La città scaligera ha festeggiato alcuni anni fa il ritrovamento di uno dei suoi gioielli più preziosi, rimasto chiuso per restauro oltre dieci anni: la sacrestia della chiesa di Santa Maria in Organo, una delle più antiche di Verona. La «più bella sagrestia che fusse in Italia», la definì Vasari per i suoi affreschi, realizzati da Domenico e Francesco Morone tra il 1505 e il 1508, e per le tarsie lignee del coro ‒ capolavoro assoluto di Fra Giovanni da Verona, genio rinascimentale veronese, monaco benedettino olivetano, dall’anima contemplativa e operativa ‒ realizzate a cavallo del XV e XVI secolo.
E ora, ecco questo lavoro di Giacopuzzi dedicato a queste tarsie e a quelle del coro dei monaci. Nato grazie al progetto Verona minor Hierusalem che riprende un’antica denominazione di Verona e che mira a valorizzare il patrimonio culturale di alcune chiese poste sulla sinistra dell’Adige legate ad alcuni luoghi della Terra santa.

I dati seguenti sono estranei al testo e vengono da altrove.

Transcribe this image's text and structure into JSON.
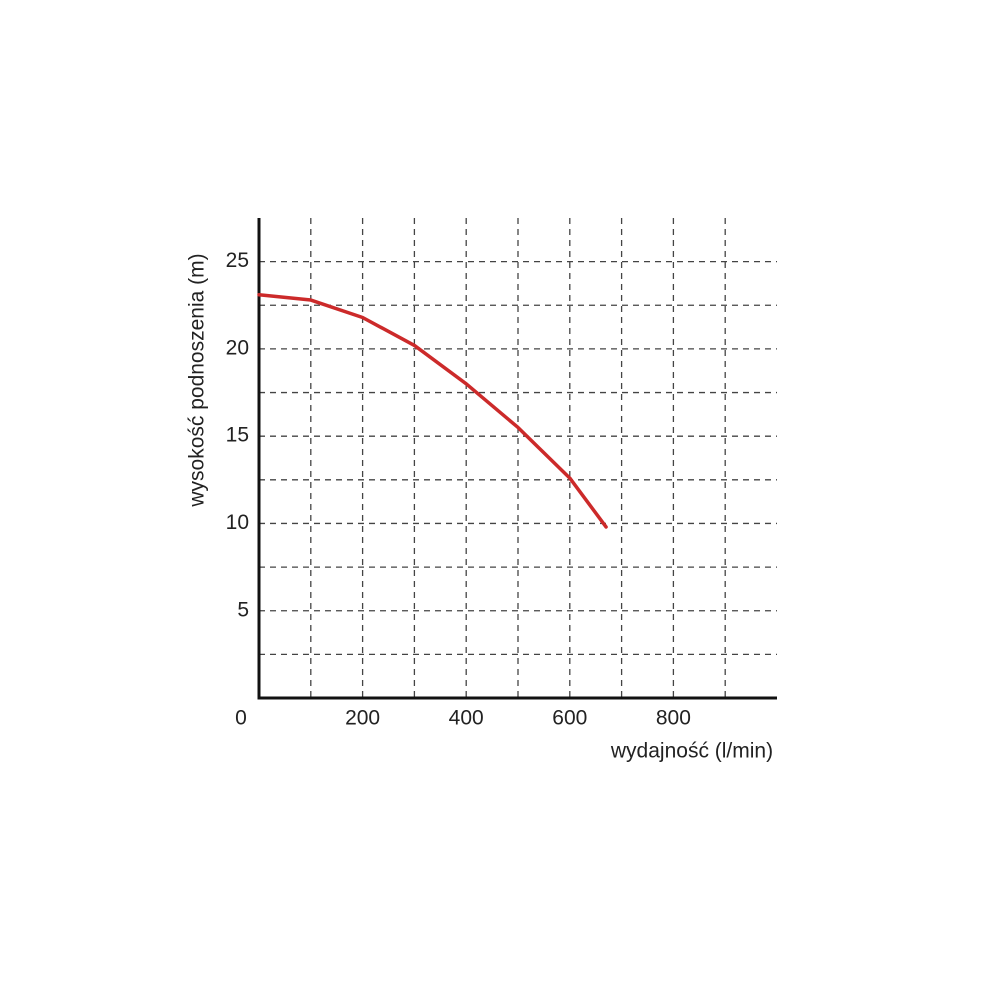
{
  "chart_data": {
    "type": "line",
    "x_label": "wydajność (l/min)",
    "y_label": "wysokość podnoszenia (m)",
    "x": [
      0,
      100,
      200,
      300,
      400,
      500,
      600,
      670
    ],
    "series": [
      {
        "color": "#cc2a2a",
        "values": [
          23.1,
          22.8,
          21.8,
          20.2,
          18.0,
          15.5,
          12.6,
          9.8
        ]
      }
    ],
    "xlim": [
      0,
      1000
    ],
    "ylim": [
      0,
      27.5
    ],
    "xticks": [
      0,
      200,
      400,
      600,
      800
    ],
    "xminor": [
      100,
      300,
      500,
      700,
      900
    ],
    "yticks": [
      5,
      10,
      15,
      20,
      25
    ],
    "yminor": [
      2.5,
      7.5,
      12.5,
      17.5,
      22.5
    ],
    "grid": true
  }
}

L’autore si sofferma non solo sull’arte manuale e tecnica delle tarsie, comunque straordinaria manifestazione di Bellezza, ma intende raccontarcene anche lo spessore teologico-spirituale. E ci aiuta a coglierne il messaggio che vogliono trasmettere. Indicando il compimento del destino di ognuno di noi: la comunione piena con Dio. «Fra Giovanni da Verona ‒ conclude l’autore – assume e configura l’eschaton come paradigma della sua opera, come riflessione e nel contempo come annuncio sul destino buono e definitivo dell’uomo e dell’intero cosmo, alla luce del mistero pasquale di Gesù Cristo».